Your HR Survival Tip

When companies hire employees, they focus on the skills they need at that moment. And then it seems most companies stop thinking about the employee’s skills. You know your company isn’t exactly the same as it was even three years ago, so why do you expect employees to stay exactly the same… and to be happy in that stagnant state?

The growth in an employee’s knowledge and skills take effort from the employee and from their company. A good supervisor challenges their employees to explore their capabilities and to develop additional skills. A good employee shows the initiative to start on that path, keeps looking for better ways to do things, learns new skills, and attempts to take on more responsibility when possible.

A Gartner survey showed only 51% of employees even know when there is an opening in their own company and only 33% of employees look internally for a better position. This means most employees who want a better or different job are looking externally rather than trying to find a way to stay with your company.

Smaller companies, in particular, have lost focus on what a supervisory position should be. Technically, your supervisor becomes an overseer, a leader, a coach, a trainer for those reporting to them. You shouldn’t promote someone into a supervisory position just because they do their own work well. You promote them because you see the potential soft skills in them that will help develop and lead their direct reports.

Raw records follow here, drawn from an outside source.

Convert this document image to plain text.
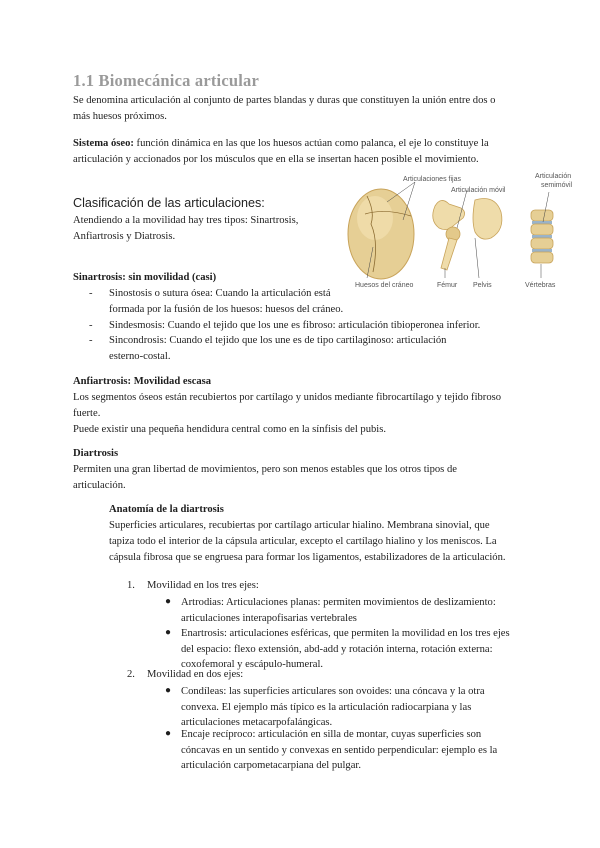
1.1 Biomecánica articular
Se denomina articulación al conjunto de partes blandas y duras que constituyen la unión entre dos o
más huesos próximos.
Sistema óseo: función dinámica en las que los huesos actúan como palanca, el eje lo constituye la
articulación y accionados por los músculos que en ella se insertan hacen posible el movimiento.
Clasificación de las articulaciones:
Atendiendo a la movilidad hay tres tipos: Sinartrosis,
Anfiartrosis y Diatrosis.
Articulaciones fijas
Articulación móvil
Articulación
semimóvil
Huesos del cráneo	Fémur Pelvis	Vértebras
Sinartrosis: sin movilidad (casi)
- Sinostosis o sutura ósea: Cuando la articulación está
formada por la fusión de los huesos: huesos del cráneo.
- Sindesmosis: Cuando el tejido que los une es fibroso: articulación tibioperonea inferior.
- Sincondrosis: Cuando el tejido que los une es de tipo cartilaginoso: articulación
esterno-costal.
Anfiartrosis: Movilidad escasa
Los segmentos óseos están recubiertos por cartílago y unidos mediante fibrocartílago y tejido fibroso
fuerte.
Puede existir una pequeña hendidura central como en la sínfisis del pubis.
Diartrosis
Permiten una gran libertad de movimientos, pero son menos estables que los otros tipos de
articulación.
Anatomía de la diartrosis
Superficies articulares, recubiertas por cartílago articular hialino. Membrana sinovial, que
tapiza todo el interior de la cápsula articular, excepto el cartílago hialino y los meniscos. La
cápsula fibrosa que se engruesa para formar los ligamentos, estabilizadores de la articulación.
1. Movilidad en los tres ejes:
● Artrodias: Articulaciones planas: permiten movimientos de deslizamiento:
articulaciones interapofisarias vertebrales
● Enartrosis: articulaciones esféricas, que permiten la movilidad en los tres ejes
del espacio: flexo extensión, abd-add y rotación interna, rotación externa:
coxofemoral y escápulo-humeral.
2. Movilidad en dos ejes:
● Condíleas: las superficies articulares son ovoides: una cóncava y la otra
convexa. El ejemplo más típico es la articulación radiocarpiana y las
articulaciones metacarpofalángicas.
● Encaje recíproco: articulación en silla de montar, cuyas superficies son
cóncavas en un sentido y convexas en sentido perpendicular: ejemplo es la
articulación carpometacarpiana del pulgar.
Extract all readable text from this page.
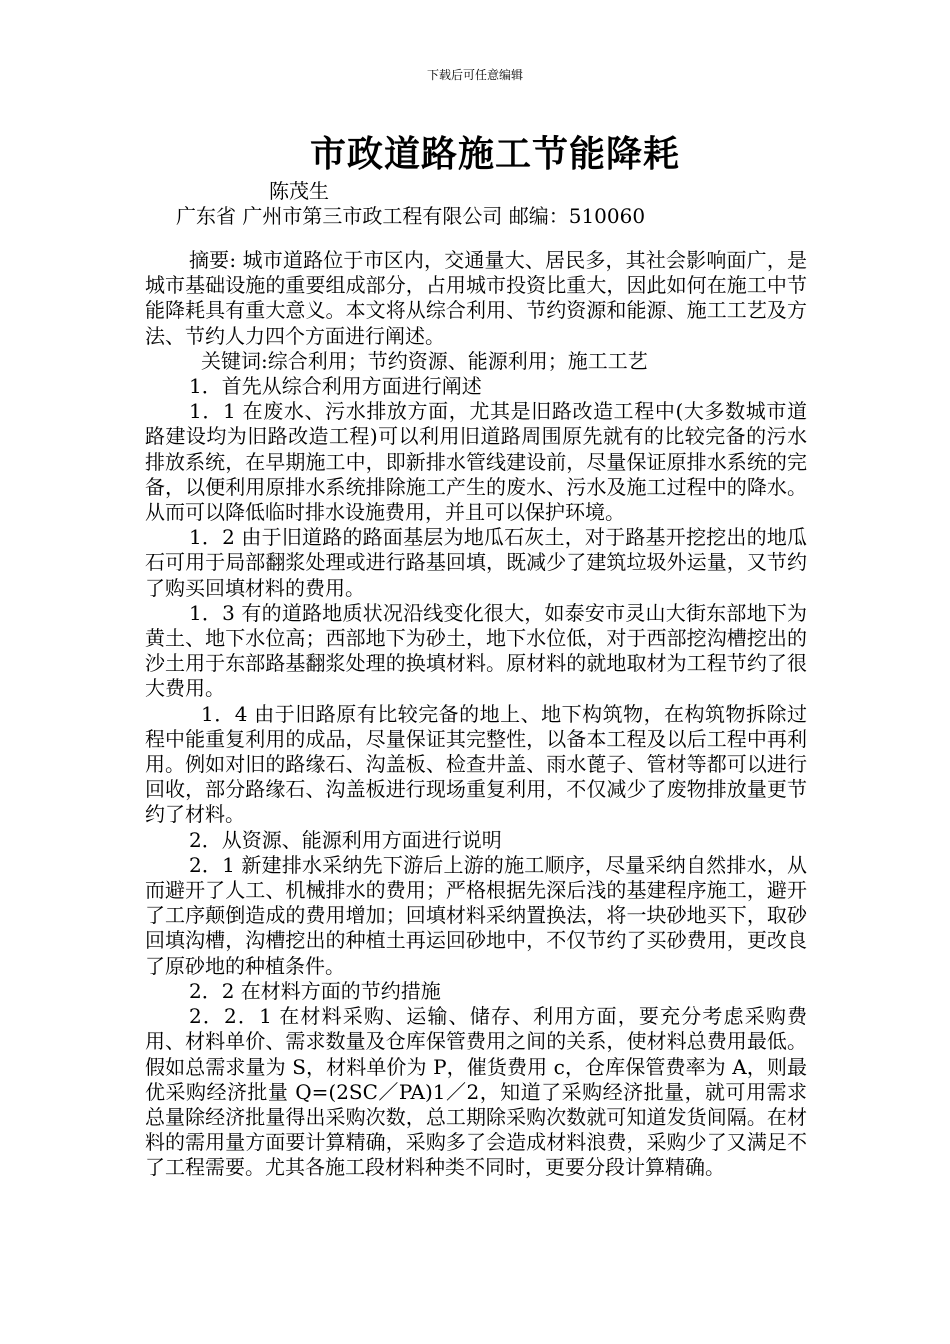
下载后可任意编辑
市政道路施工节能降耗
陈茂生
广东省 广州市第三市政工程有限公司 邮编：510060

摘要: 城市道路位于市区内，交通量大、居民多，其社会影响面广，是城市基础设施的重要组成部分，占用城市投资比重大，因此如何在施工中节能降耗具有重大意义。本文将从综合利用、节约资源和能源、施工工艺及方法、节约人力四个方面进行阐述。

关键词:综合利用；节约资源、能源利用；施工工艺

1．首先从综合利用方面进行阐述

1．1 在废水、污水排放方面，尤其是旧路改造工程中(大多数城市道路建设均为旧路改造工程)可以利用旧道路周围原先就有的比较完备的污水排放系统，在早期施工中，即新排水管线建设前，尽量保证原排水系统的完备，以便利用原排水系统排除施工产生的废水、污水及施工过程中的降水。从而可以降低临时排水设施费用，并且可以保护环境。

1．2 由于旧道路的路面基层为地瓜石灰土，对于路基开挖挖出的地瓜石可用于局部翻浆处理或进行路基回填，既减少了建筑垃圾外运量，又节约了购买回填材料的费用。

1．3 有的道路地质状况沿线变化很大，如泰安市灵山大街东部地下为黄土、地下水位高；西部地下为砂土，地下水位低，对于西部挖沟槽挖出的沙土用于东部路基翻浆处理的换填材料。原材料的就地取材为工程节约了很大费用。

1．4 由于旧路原有比较完备的地上、地下构筑物，在构筑物拆除过程中能重复利用的成品，尽量保证其完整性，以备本工程及以后工程中再利用。例如对旧的路缘石、沟盖板、检查井盖、雨水蓖子、管材等都可以进行回收，部分路缘石、沟盖板进行现场重复利用，不仅减少了废物排放量更节约了材料。

2．从资源、能源利用方面进行说明

2．1 新建排水采纳先下游后上游的施工顺序，尽量采纳自然排水，从而避开了人工、机械排水的费用；严格根据先深后浅的基建程序施工，避开了工序颠倒造成的费用增加；回填材料采纳置换法，将一块砂地买下，取砂回填沟槽，沟槽挖出的种植土再运回砂地中，不仅节约了买砂费用，更改良了原砂地的种植条件。

2．2 在材料方面的节约措施

2．2．1 在材料采购、运输、储存、利用方面，要充分考虑采购费用、材料单价、需求数量及仓库保管费用之间的关系，使材料总费用最低。假如总需求量为 S，材料单价为 P，催货费用 c，仓库保管费率为 A，则最优采购经济批量 Q=(2SC／PA)1／2，知道了采购经济批量，就可用需求总量除经济批量得出采购次数，总工期除采购次数就可知道发货间隔。在材料的需用量方面要计算精确，采购多了会造成材料浪费，采购少了又满足不了工程需要。尤其各施工段材料种类不同时，更要分段计算精确。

If you constantly bring in new employees for those manager positions, you damage the retention and loyalty of your current employees. Instead, look at what skills your current employee has and what you can do to further develop them and learn the skills you want in a manager. Maybe you change the job to a supervisor level instead of manager and spend a little time and money on developing that employee.

You might be surprised at the difference in all your employees when they can envision a future career path with your company. If the employee truly doesn’t fit the role, be honest but kind by complementing their strengths that fit the role and discuss where they have weaknesses that need work. Then work with the employee to create a training path that could make that employee a closer fit for the next opportunity.